If you don't want to read every one of the cited papers, I think the main take
away from neuroscience and cortical columns that HTM has clung to as its core
concept is mostly just the SDR aspect of it. Everything else seems to be made
to enforce that sparseness. The idea being that if two codes overlap
significantly enough, then they can be considered the same or similar enough.
Then essentially what you are doing for sequences is finding the similarity
between the current state PLUS the previous states compared to the viewed code.

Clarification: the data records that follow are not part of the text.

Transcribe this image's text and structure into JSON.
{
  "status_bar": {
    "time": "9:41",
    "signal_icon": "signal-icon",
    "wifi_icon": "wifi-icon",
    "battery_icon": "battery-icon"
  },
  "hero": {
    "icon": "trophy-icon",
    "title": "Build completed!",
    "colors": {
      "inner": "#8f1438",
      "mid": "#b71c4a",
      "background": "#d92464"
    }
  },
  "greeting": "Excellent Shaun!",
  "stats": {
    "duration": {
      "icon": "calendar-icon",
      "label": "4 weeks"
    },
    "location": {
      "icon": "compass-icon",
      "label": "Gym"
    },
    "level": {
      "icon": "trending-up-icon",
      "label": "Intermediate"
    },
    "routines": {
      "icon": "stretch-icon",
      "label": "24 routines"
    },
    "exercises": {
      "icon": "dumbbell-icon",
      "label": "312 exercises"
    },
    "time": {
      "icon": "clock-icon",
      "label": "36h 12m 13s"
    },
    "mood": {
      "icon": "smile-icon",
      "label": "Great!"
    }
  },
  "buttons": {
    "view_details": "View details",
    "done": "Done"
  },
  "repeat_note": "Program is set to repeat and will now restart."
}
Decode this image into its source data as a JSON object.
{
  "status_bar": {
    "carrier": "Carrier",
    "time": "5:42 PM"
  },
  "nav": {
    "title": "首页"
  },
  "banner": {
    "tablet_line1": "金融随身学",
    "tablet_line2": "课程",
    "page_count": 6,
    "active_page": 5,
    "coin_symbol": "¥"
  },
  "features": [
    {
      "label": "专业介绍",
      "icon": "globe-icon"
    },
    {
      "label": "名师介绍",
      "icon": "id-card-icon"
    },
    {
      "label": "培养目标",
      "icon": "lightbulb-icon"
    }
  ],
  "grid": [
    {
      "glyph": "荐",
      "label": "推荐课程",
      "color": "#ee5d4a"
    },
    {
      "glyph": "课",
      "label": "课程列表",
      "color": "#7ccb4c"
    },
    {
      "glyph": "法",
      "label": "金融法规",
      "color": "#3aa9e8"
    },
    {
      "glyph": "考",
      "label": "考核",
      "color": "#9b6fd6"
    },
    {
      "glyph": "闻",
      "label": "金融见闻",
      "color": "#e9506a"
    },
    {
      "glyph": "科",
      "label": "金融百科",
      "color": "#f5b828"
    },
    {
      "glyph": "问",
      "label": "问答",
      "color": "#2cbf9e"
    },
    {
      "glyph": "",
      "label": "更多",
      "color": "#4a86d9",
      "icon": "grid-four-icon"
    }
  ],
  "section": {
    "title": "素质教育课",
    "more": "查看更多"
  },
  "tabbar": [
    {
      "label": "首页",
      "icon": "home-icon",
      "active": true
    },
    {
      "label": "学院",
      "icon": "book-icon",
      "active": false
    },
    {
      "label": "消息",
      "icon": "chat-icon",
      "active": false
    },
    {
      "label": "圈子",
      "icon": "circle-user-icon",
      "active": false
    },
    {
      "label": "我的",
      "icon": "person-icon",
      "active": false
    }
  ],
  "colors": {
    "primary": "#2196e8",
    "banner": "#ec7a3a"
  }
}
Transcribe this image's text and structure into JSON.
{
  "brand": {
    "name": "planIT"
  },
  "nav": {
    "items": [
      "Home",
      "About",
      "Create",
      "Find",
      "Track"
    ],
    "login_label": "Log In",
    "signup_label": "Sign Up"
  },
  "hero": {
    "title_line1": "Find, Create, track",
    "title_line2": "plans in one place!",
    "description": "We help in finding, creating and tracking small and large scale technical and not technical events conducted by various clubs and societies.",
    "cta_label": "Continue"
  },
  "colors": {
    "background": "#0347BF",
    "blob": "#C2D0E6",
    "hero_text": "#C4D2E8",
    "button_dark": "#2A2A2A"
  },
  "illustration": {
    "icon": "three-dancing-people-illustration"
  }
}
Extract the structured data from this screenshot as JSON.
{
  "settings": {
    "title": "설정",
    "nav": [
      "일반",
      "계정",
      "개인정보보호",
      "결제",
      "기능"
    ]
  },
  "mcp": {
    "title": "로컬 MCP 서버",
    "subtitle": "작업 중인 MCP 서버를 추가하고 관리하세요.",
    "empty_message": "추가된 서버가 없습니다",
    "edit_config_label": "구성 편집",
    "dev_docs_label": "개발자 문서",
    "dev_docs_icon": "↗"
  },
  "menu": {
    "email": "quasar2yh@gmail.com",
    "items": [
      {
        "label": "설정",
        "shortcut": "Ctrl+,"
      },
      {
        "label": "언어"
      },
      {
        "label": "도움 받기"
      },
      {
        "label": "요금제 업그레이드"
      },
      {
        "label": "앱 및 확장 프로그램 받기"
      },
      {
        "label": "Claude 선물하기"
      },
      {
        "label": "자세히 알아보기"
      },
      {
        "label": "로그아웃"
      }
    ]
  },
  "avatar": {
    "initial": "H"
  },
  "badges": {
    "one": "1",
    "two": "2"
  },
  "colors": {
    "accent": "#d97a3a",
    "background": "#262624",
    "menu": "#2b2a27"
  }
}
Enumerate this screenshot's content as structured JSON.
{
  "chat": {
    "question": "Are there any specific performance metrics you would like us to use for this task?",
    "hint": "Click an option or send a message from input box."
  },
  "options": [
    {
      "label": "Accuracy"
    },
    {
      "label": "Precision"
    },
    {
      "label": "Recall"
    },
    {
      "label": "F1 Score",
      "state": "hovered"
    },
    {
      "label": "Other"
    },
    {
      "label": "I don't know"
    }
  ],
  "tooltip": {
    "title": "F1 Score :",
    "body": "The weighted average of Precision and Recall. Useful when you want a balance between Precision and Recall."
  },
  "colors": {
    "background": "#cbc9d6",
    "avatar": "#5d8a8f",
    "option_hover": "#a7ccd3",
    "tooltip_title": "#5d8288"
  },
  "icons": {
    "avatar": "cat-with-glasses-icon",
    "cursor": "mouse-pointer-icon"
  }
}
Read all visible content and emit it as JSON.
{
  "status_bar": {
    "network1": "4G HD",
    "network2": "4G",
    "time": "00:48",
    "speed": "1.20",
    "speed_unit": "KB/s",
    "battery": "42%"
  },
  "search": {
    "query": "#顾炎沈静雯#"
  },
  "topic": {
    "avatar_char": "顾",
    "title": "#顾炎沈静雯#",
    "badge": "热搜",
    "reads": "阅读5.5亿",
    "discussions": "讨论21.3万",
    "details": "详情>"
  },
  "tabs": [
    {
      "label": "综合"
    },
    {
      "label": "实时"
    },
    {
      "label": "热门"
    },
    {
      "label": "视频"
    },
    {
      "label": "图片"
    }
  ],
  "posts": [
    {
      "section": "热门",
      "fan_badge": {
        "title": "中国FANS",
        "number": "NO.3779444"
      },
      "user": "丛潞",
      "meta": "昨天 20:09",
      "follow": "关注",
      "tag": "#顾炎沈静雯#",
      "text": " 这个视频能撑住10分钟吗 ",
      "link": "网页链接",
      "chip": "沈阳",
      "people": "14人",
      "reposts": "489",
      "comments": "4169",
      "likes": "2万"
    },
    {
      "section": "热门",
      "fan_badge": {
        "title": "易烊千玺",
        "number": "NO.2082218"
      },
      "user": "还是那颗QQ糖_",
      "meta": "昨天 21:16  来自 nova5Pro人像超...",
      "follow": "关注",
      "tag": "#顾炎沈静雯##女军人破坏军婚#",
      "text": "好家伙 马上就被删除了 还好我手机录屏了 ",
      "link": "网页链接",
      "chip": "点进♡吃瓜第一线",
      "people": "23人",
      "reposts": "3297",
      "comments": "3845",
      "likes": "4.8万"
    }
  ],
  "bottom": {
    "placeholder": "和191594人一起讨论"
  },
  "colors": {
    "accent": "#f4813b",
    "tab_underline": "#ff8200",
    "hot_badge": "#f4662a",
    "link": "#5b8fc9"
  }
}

As far as being closely related to biology, I would have to disagree. HTM
theory does many things that the brain does not do, solely to get the same
effect as the brain. Like the global and local inhibition functions. The idea
is that an interneuron plays a role on deciding which of a cluster of neurons
fires. The first that fires sends a signal to the interneuron and the
internueron stops the others that are connected to it from firing. What HTM
does is replicates that sparse functionality by having inhibition radiuses or
even a global modifier that just lets the top x% fire and all of the others
don't.
So I wouldn't say it is closely based on biology, but it has taken lessons to
try to replicate similar results that are important in what makes intelligence.
But in very different ways.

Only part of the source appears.